Mi madre se levanta todos los días a las seis de la mañana. Lleva trabajando desde los catorce años. Cuando se levanta, no hace nada de ruido. Baja a la cocina, pone agua a hervir y se prepara un descafeinado con galletas. Pone la radio muy bajita y cierra la puerta para no despertar a nadie.
Mi madre siempre está recogiendo la casa. Siempre está ordenando, limpiando, de arriba para abajo, de abajo para arriba. Todo perfecto, todo en su lugar. Ella le da mucho valor al orden, a vivir en un espacio limpio, seguro, con todo donde debe estar.
Además, ella teje. Hace mantas, jerséis, bufandas, manteles, bolsos, gorros, guantes. También cocina. Hace cualquier tipo de postre que puedas imaginar, pero sobre todo bizcochos. De limón, de naranja, de chocolate, de almendras. De cualquier cosa.
Mi madre antes leía mucho, ahora no tanto porque cada vez tiene menos tiempo, dice. Y porque no la dejan, digo yo. Las cosas que tiene que hacer constantemente no la dejan tener tiempo de leer. No es su culpa.
Es de las personas que hacen su cama todos los días. También prepara la comida, riega las macetas, recoge los platos, trabaja y asiste a reuniones, hace la compra, habla con su hermana, sale a andar, se ducha, se peina, se seca el pelo. Su pelo blanco. Es un blanco grisáceo, casi azulado. Parece que cada día que pasa es menos blanco.
Mi madre se sabe canciones de cantautores y poemas de Machado, Lorca y Alberti de memoria; y cuenta historias de las que necesitas escuchar. Pero ella nunca recuerda el nombre de los cantantes, ni de los actores. Eso no le interesa.
Hoy ha llegado de trabajar a las dos y veinte, como todos los días. He escuchado la puerta y me he levantado corriendo de la silla de mi escritorio, he bajado las escaleras y he esperado a que entre.
–Hola mamá –le he dicho.
–Hola hija.
–¿Qué hay hoy para comer? Tengo mucha hambre.
Lleva colgada del hombro una bolsa de tela de la que rebosan hojas color verde bosque.
–¿Qué es eso? –he preguntado sin dejarle tiempo para que conteste a lo anterior.
–Espinacas.
–¿Y por qué traes tantas espinacas?
–Se las he comprado a Pepi. Dice que el marido de su amiga ha sacado muchas esta última semana y que están ya cansados de comer espinacas.
–Entonces, ¿ahora nosotras vamos a comer espinacas toda la semana? –pregunto indignada.
–Claro.

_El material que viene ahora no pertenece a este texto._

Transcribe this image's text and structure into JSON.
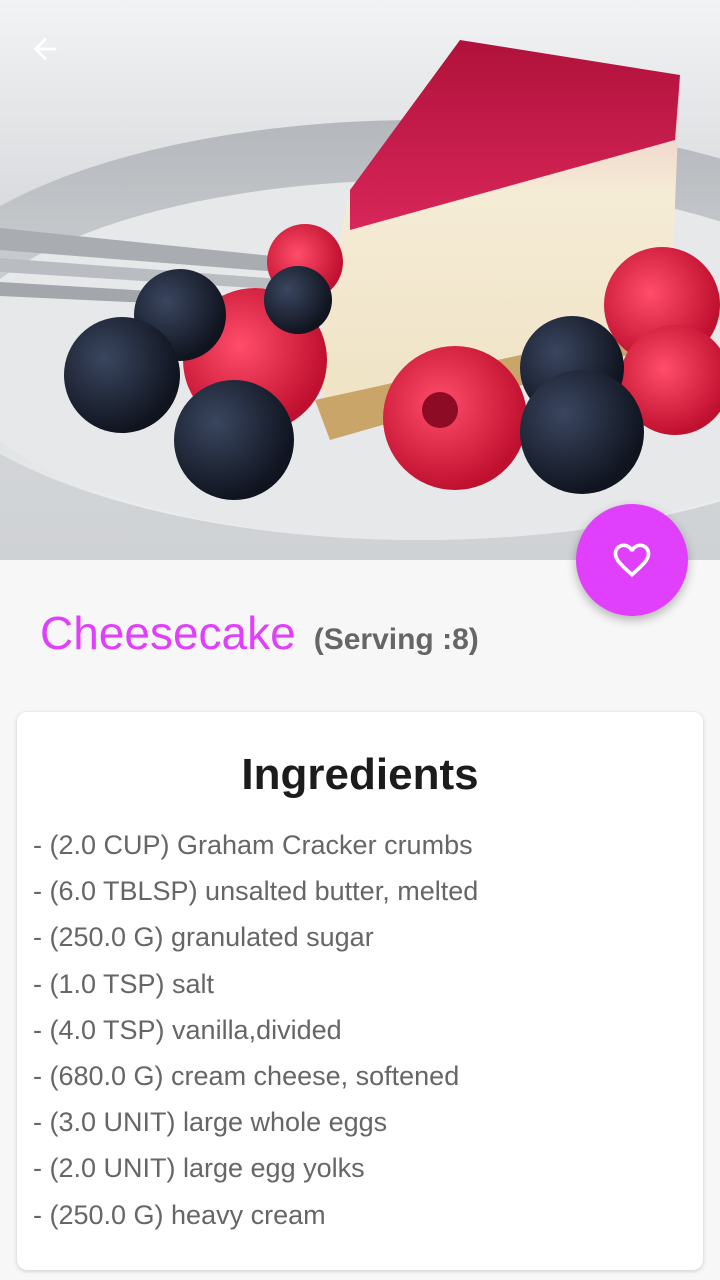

Espinacas para desayunar, para comer y para cenar. Batidos, croquetas, tortilla, lasaña, puré. Vas a tener variedad, para que no te quejes.
–Y de postre, también –añado, poniendo los ojos en blanco.
–De postre también, se me había olvidado.
Nos reímos.
–Mira que la última vez que compré me prometí que nunca más iba a hacerlo, que se tarda mucho en limpiarlas –dice.
–Es verdad, me acuerdo.
–Pero no he podido decir que no, ¡están tan ricas!
Mira las espinacas con resignación, asintiendo lentamente. Yo la miro a ella.